Everywhere you look these days new films are tackling mental illness, the end of the world, or both. Leave it to provocateur, Hitler commentator, and visual poet Lars Von Trier (Dogville, Antichrist, Breaking The Waves) to tie the two subjects together with an uncanny verve and a vision which, while pitch-dark, contains more than a shred of hope.
In the best of the film’s many excellent performances, Kirstin Dunst (Cannes Best Actress) plays Justine, a new bride who’s experiencing acute depression, which she refers to as feeling “a little sad.” The first half of the film is a brilliant Bergmanesque study of the most primal elements of a dysfunctional family to end all dysfunctional families. There’s a toast from Justine’s raggedy father (John Hurt) that ignores the bride and groom and directly slings an arrow at his shrew of an ex-wife (a stone-cold (fox) Charlotte Rampling). Her reply to the couple is “Enjoy it while it lasts. I hate marriage.” They never get to find out since shenanigans bordering on the surreal soon take place, including an incident with the bride in an uncompromising position with a co-worker on the sprawling front lawn of her sister and brother-in-law’s mansion. Before we know it Rampling’s son-in-law (Kiefer Sutherland) is throwing Rampling’s belongings out the front door and Dunst tells off her advertising agency honcho boss (a perfect Stellan Skarsgard)–all before the cake is even cut. Alexander Skarsgard (True Blood, Stellan’s real life son) plays the clueless groom, not accidentally an American.

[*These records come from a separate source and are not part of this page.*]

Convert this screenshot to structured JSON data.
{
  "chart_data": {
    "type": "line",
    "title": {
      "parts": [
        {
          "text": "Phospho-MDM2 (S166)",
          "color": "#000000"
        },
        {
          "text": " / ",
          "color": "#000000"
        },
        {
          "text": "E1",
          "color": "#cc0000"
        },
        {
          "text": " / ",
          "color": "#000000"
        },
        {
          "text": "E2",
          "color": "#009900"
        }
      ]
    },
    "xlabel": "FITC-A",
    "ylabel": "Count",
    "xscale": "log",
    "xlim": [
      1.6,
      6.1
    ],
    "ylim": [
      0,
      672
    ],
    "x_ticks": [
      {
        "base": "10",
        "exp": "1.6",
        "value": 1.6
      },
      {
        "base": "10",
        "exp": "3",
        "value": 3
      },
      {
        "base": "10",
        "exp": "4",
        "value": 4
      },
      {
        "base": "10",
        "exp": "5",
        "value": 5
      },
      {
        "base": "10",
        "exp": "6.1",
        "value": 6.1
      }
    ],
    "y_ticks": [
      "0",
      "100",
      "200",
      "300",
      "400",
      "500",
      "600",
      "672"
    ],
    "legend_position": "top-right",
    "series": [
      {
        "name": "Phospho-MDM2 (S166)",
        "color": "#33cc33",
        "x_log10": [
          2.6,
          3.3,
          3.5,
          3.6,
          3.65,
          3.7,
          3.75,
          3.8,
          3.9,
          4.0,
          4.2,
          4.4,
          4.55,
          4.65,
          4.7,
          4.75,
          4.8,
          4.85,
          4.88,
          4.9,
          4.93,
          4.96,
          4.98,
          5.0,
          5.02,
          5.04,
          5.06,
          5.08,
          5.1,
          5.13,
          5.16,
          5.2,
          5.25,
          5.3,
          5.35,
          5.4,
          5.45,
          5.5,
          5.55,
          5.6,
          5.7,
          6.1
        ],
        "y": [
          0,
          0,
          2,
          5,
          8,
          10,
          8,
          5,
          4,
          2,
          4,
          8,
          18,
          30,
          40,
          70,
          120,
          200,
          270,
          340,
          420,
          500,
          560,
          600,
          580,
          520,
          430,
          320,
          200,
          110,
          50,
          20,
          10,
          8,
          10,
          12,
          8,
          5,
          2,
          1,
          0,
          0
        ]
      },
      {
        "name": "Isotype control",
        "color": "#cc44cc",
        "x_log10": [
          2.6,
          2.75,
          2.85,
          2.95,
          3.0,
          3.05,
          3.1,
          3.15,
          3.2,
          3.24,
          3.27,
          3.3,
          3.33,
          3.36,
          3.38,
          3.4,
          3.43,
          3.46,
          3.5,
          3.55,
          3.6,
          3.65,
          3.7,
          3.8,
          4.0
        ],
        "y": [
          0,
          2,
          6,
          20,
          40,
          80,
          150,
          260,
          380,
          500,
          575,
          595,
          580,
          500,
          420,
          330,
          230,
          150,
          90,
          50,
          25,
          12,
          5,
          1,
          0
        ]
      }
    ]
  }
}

Charlotte Gainsbourg, as Dunst’s toe-the-line older sister, is highly memorable as Dunst’s protector and rival. During the film’s key second half her character changes most dramatically as the planet Melancholia heads for a possible collision with The Earth. Gainsbourg is increasingly fretful for her young child despite Sutherland telling everyone not to worry. Science assures the dreaded collision won’t happen. It’s no spoiler to unveil he’s mistaken. His ostensible voice of reason throughout the wedding fiasco as the patriarchal domineering head of the family comes up short, paving the way for the increasingly demented Justine to provide a genuine way of coping with The End. Like Genevieve Bujold in King of Hearts her madness provides the creative sanity for the monumental crisis. The film’s use of Wagner’s “Tristan and Isolde” is a true thing of beauty and Von Trier’s stunning visuals enhance this frightening yet cathartic allegory of life and death. The film’s ending is one of the most moving finales imaginable.
Just try to imagine it…….. it’s better than that.